Dr. Richard Hopper and his colleagues in the Craniofacial Center have devised a single surgery to normalize the faces of children with Apert syndrome, a rare form of craniosynostosis characterized by a concave face and webbed fingers.

These children typically endure multiple surgeries, beginning in the first year of life and continuing into early adulthood, to relieve pressure on the brain, release their fingers, and reposition the midface to help with breathing, eating and sleeping.

Until now, none of these procedures addressed the central stigma associated with Apert: a sunken, spoon-shaped midface.

“As humans we instinctively scan a person’s face when we meet them,” says Hopper. “If the proportions and balance of the face look right, we’re more likely to interact. When someone meets a child with Apert syndrome for the first time, it can be hard for the person to get past the fact that the child’s face just looks wrong.”

Hopper was determined to give his patients the chance to interact with the world without their faces getting in the way.

Reassembling the midface

The traditional treatment to bring the midface forward is a subcranial Le Fort III distraction, which moves the bones in a block. While this improves the position of the bite and eye sockets and opens the airway, it doesn’t normalize the facial proportions.

Working with Dr. Hitesh Kapadia, a craniofacial surgical orthodontist, Hopper developed a novel procedure to move the bones of the face different amounts, in different directions. “Part of the face needs to move down and part of it needs to move up. Essentially, you have to unlock the compressed jigsaw puzzle of the midface and then reassemble it,” says Hopper.

Hopper and Kapadia combine low-dose CT scans, Dolphin imaging software and standardized growth predictions to precisely plan the direction and magnitude of the movement of the facial bones. Taking into account the age of the child at the time of surgery, Kapadia predicts where the teeth need to meet and how that affects the cheekbones, nose and the soft tissues of the face.

Drs.

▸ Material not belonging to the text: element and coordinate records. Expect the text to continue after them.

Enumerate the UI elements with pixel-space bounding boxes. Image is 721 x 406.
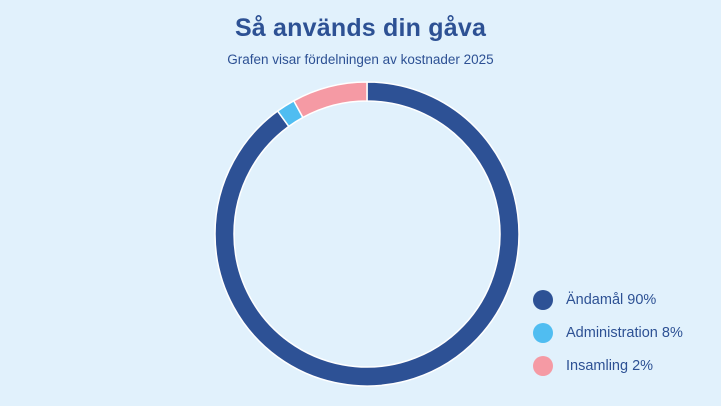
legend-label: Administration 8%	[566, 325, 683, 341]
donut-slice--ndam-l	[214, 81, 520, 387]
chart-subtitle: Grafen visar fördelningen av kostnader 2…	[227, 52, 494, 67]
legend-swatch	[533, 323, 553, 343]
legend-swatch	[533, 356, 553, 376]
legend-item: Ändamål 90%	[533, 289, 683, 311]
legend: Ändamål 90% Administration 8% Insamling …	[533, 289, 683, 388]
legend-label: Insamling 2%	[566, 358, 654, 374]
donut-slice-insamling	[292, 81, 368, 119]
legend-item: Administration 8%	[533, 322, 683, 344]
chart-title: Så används din gåva	[234, 14, 487, 42]
legend-swatch	[533, 290, 553, 310]
legend-label: Ändamål 90%	[566, 292, 657, 308]
legend-item: Insamling 2%	[533, 355, 683, 377]
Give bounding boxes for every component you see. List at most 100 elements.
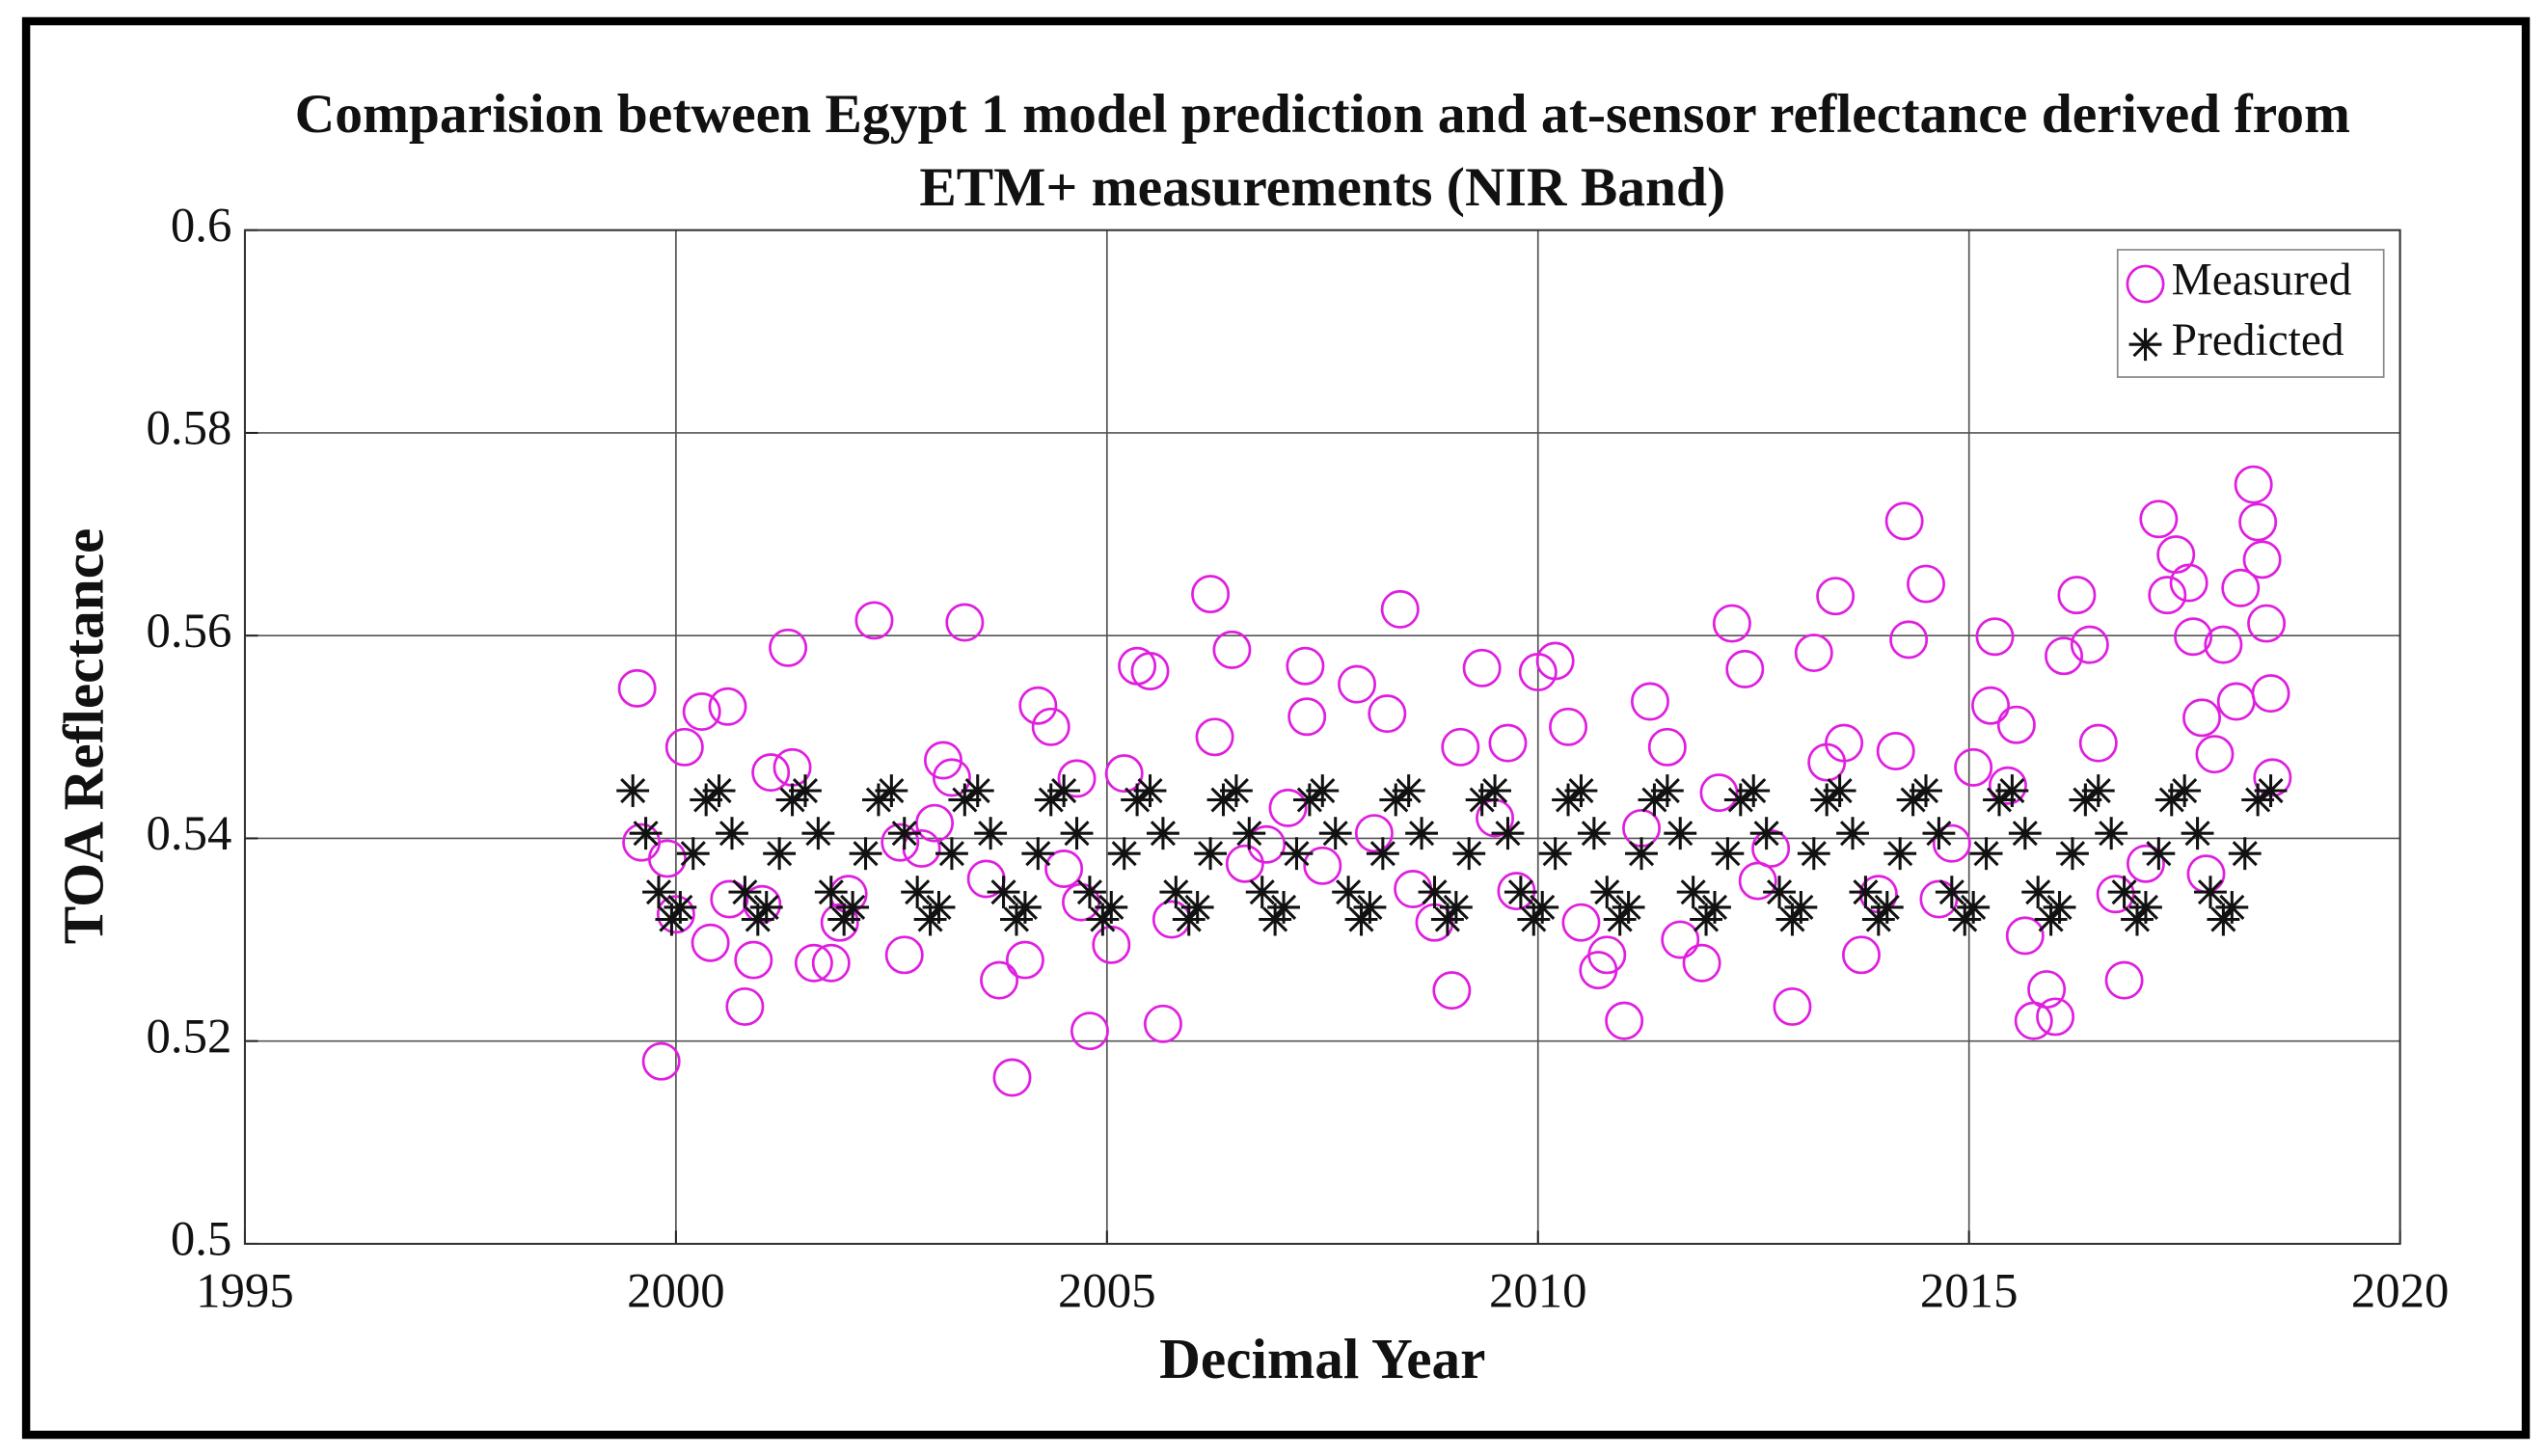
measured-point	[1630, 682, 1669, 721]
legend-label: Measured	[2172, 255, 2352, 305]
measured-point	[1143, 1004, 1182, 1043]
predicted-point	[1379, 783, 1413, 817]
predicted-point	[664, 890, 697, 924]
predicted-point	[1836, 817, 1869, 850]
predicted-point	[1344, 903, 1378, 936]
predicted-point	[1948, 903, 1982, 936]
measured-point	[1549, 707, 1588, 746]
measured-point	[1996, 705, 2036, 744]
measured-point	[1535, 641, 1575, 681]
measured-point	[641, 1041, 681, 1081]
predicted-point	[1910, 774, 1942, 807]
predicted-point	[2034, 903, 2068, 936]
predicted-point	[1332, 876, 1366, 909]
predicted-point	[1366, 837, 1399, 871]
x-tick-label: 2000	[627, 1264, 725, 1318]
measured-point	[1354, 814, 1394, 853]
predicted-point	[2081, 774, 2115, 807]
predicted-point	[801, 817, 835, 850]
measured-point	[1841, 935, 1881, 975]
predicted-point	[2154, 783, 2188, 817]
measured-point	[1286, 646, 1325, 686]
measured-point	[1488, 723, 1528, 763]
x-tick-label: 2010	[1489, 1264, 1587, 1318]
predicted-point	[716, 817, 748, 850]
measured-point	[682, 692, 721, 732]
measured-point	[2234, 465, 2273, 504]
y-tick-label: 0.58	[147, 401, 232, 455]
predicted-point	[1392, 774, 1425, 807]
legend-box	[2116, 249, 2385, 378]
measured-point	[945, 603, 985, 642]
predicted-point	[913, 903, 947, 936]
legend-label: Predicted	[2172, 315, 2344, 365]
predicted-point	[1245, 876, 1279, 909]
measured-point	[1889, 620, 1929, 660]
x-tick-label: 2005	[1058, 1264, 1156, 1318]
predicted-point	[862, 783, 895, 817]
predicted-point	[1577, 817, 1611, 850]
plot-border	[243, 229, 2401, 1245]
predicted-point	[2168, 774, 2202, 807]
predicted-point	[2142, 837, 2176, 871]
measured-point	[2057, 576, 2097, 615]
predicted-point	[1292, 783, 1326, 817]
predicted-point	[2215, 890, 2249, 924]
measured-point	[1975, 617, 2015, 657]
predicted-point	[961, 774, 994, 807]
predicted-point	[749, 890, 783, 924]
predicted-point	[1418, 876, 1451, 909]
measured-point	[1195, 717, 1234, 757]
measured-point	[1712, 604, 1751, 643]
predicted-point	[1478, 774, 1511, 807]
y-axis-label: TOA Reflectance	[52, 528, 116, 945]
predicted-point	[1676, 876, 1710, 909]
predicted-point	[2021, 876, 2055, 909]
measured-point	[1191, 575, 1231, 614]
predicted-point	[1969, 837, 2003, 871]
measured-point	[1661, 920, 1700, 959]
measured-point	[2169, 563, 2208, 603]
measured-point	[1971, 686, 2011, 725]
measured-point	[1699, 773, 1739, 813]
predicted-point	[875, 774, 908, 807]
measured-point	[854, 601, 894, 640]
measured-point	[1044, 849, 1084, 888]
predicted-point	[2129, 890, 2162, 924]
x-axis-label: Decimal Year	[1159, 1327, 1485, 1390]
predicted-point	[1650, 774, 1684, 807]
measured-point	[725, 986, 765, 1026]
predicted-point	[1318, 817, 1352, 850]
predicted-point	[1711, 837, 1745, 871]
measured-point	[2182, 698, 2222, 738]
measured-point	[881, 822, 920, 862]
predicted-point	[763, 837, 797, 871]
predicted-point	[1121, 783, 1154, 817]
measured-point	[1031, 707, 1070, 746]
predicted-point	[775, 783, 809, 817]
predicted-point	[1698, 890, 1731, 924]
predicted-point	[1233, 817, 1266, 850]
predicted-point	[1823, 774, 1856, 807]
measured-point	[2247, 604, 2287, 643]
predicted-point	[1219, 774, 1253, 807]
measured-point	[1303, 846, 1342, 885]
predicted-point	[1306, 774, 1340, 807]
predicted-point	[1008, 890, 1042, 924]
measured-point	[2221, 568, 2261, 607]
measured-point	[992, 1058, 1032, 1097]
predicted-point	[1763, 876, 1796, 909]
predicted-point	[1517, 903, 1551, 936]
predicted-point	[1146, 817, 1179, 850]
predicted-point	[1172, 903, 1206, 936]
measured-point	[2078, 723, 2118, 763]
predicted-point	[1073, 876, 1106, 909]
measured-point	[751, 753, 791, 793]
measured-point	[1338, 664, 1377, 704]
predicted-point	[1353, 890, 1387, 924]
y-tick-label: 0.52	[147, 1009, 232, 1063]
predicted-point	[1504, 876, 1537, 909]
predicted-point	[1612, 890, 1645, 924]
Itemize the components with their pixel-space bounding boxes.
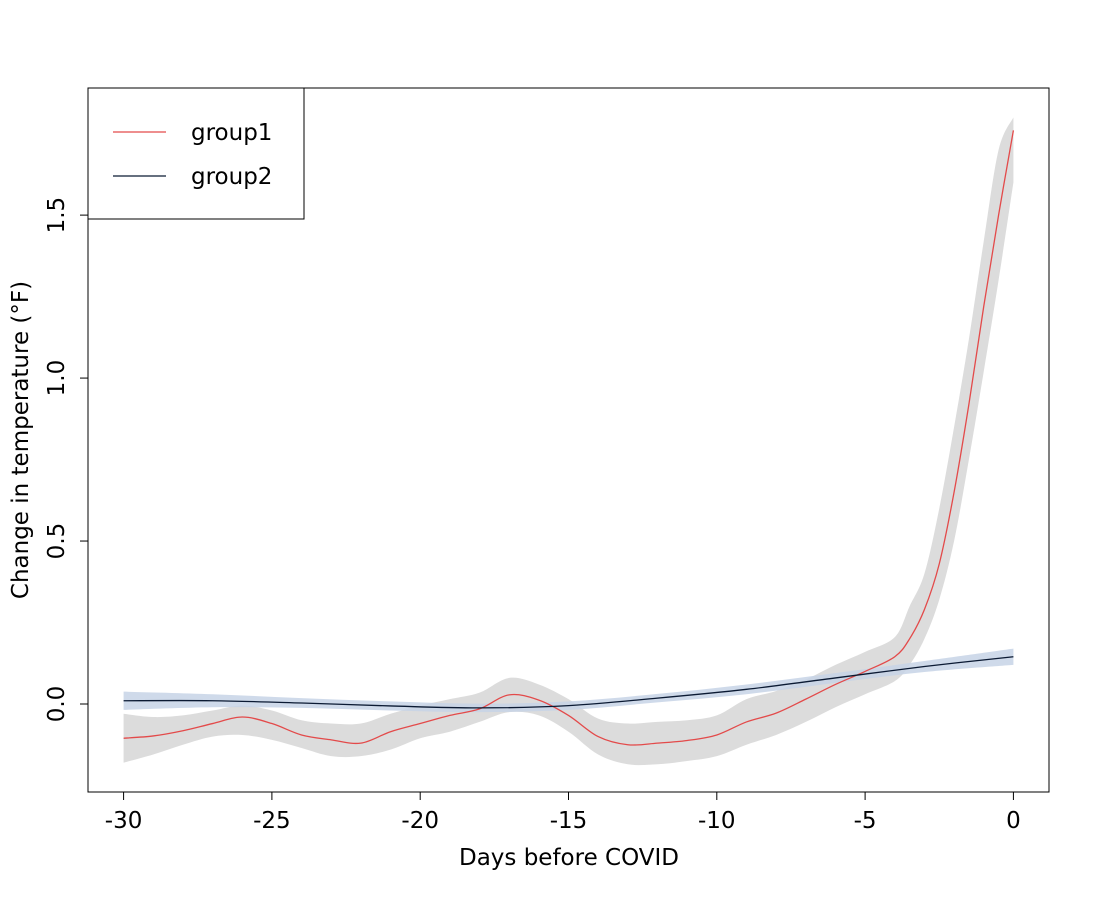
- x-tick-label: -30: [105, 808, 143, 834]
- x-axis: -30 -25 -20 -15 -10 -5 0: [105, 791, 1021, 834]
- confidence-bands: [123, 117, 1014, 766]
- series-lines: [123, 130, 1015, 746]
- legend: group1 group2: [87, 87, 305, 220]
- y-tick-label: 0.5: [44, 523, 70, 560]
- legend-label-group2: group2: [191, 164, 272, 190]
- y-tick-label: 1.0: [44, 360, 70, 397]
- x-tick-label: -15: [550, 808, 588, 834]
- legend-label-group1: group1: [191, 120, 272, 146]
- series-line-group2: [123, 656, 1014, 709]
- x-tick-label: -5: [854, 808, 877, 834]
- y-axis: 0.0 0.5 1.0 1.5: [44, 197, 89, 723]
- x-tick-label: 0: [1006, 808, 1021, 834]
- series-line-group1: [123, 130, 1015, 746]
- y-axis-title: Change in temperature (°F): [8, 281, 34, 599]
- x-axis-title: Days before COVID: [459, 845, 679, 871]
- y-tick-label: 1.5: [44, 197, 70, 234]
- legend-box: [87, 87, 305, 220]
- x-tick-label: -10: [698, 808, 736, 834]
- confidence-band-group2: [123, 648, 1014, 713]
- x-tick-label: -25: [253, 808, 291, 834]
- x-tick-label: -20: [401, 808, 439, 834]
- y-tick-label: 0.0: [44, 686, 70, 723]
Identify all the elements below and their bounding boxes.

Hopper and Kapadia_IMG7197_Best of

During the surgery, Hopper and his team separate the bones of the face from the skull so that the entire face is mobile. The cheekbones and eye sockets are then released from the middle of the face and repositioned into a more normal position using small plates and screws. The forehead is smoothed and advanced with a custom implant designed specifically for the child.

A distractor is then attached to the central part of the face that is still mobile. For the next two to three weeks, while the child is at home, a parent or caregiver turns the distractor 1 to 2 millimeters a day to continually move the bones. This can move the upper jaw up to an inch or more. New bone then grows to fill in the gaps and the distractor stays on for about six more weeks to allow for healing. Once everything is in the right position, the distractor is removed.

Demonstrated improvement

In 2013, Hopper, Kapadia and medical student Trent Morton published a comparison of the new procedure with the more typical Le Fort III treatment in a paper titled “Normalizing Facial Ratios in Apert Syndrome Patients with Le Fort II Midface Distraction and Simultaneous Zygomatic Repositioning” in the official journal of the American Society of Plastic Surgeons. Their retrospective study, based on analysis of patients’ CT scans, demonstrates that the new procedure is more effective than the Le Fort III in normalizing facial ratios.

The paper received the Marchac award from the International Society of Craniofacial Surgery and the Kawamoto award from the American Society of Craniofacial Surgery.

To date, Children’s has treated nine patients with this approach, with excellent results. Surgeons in Birmingham, England, Dallas and Tokyo have reported adopting this procedure.

“It’s been a joy to be able to offer kids this new technique that has such a good outcome,” said Hopper. “There aren’t a lot of other centers that are able to focus on revolutionizing the way we treat Apert syndrome, and we look forward to sharing the knowledge and offering it to other kids in the future.”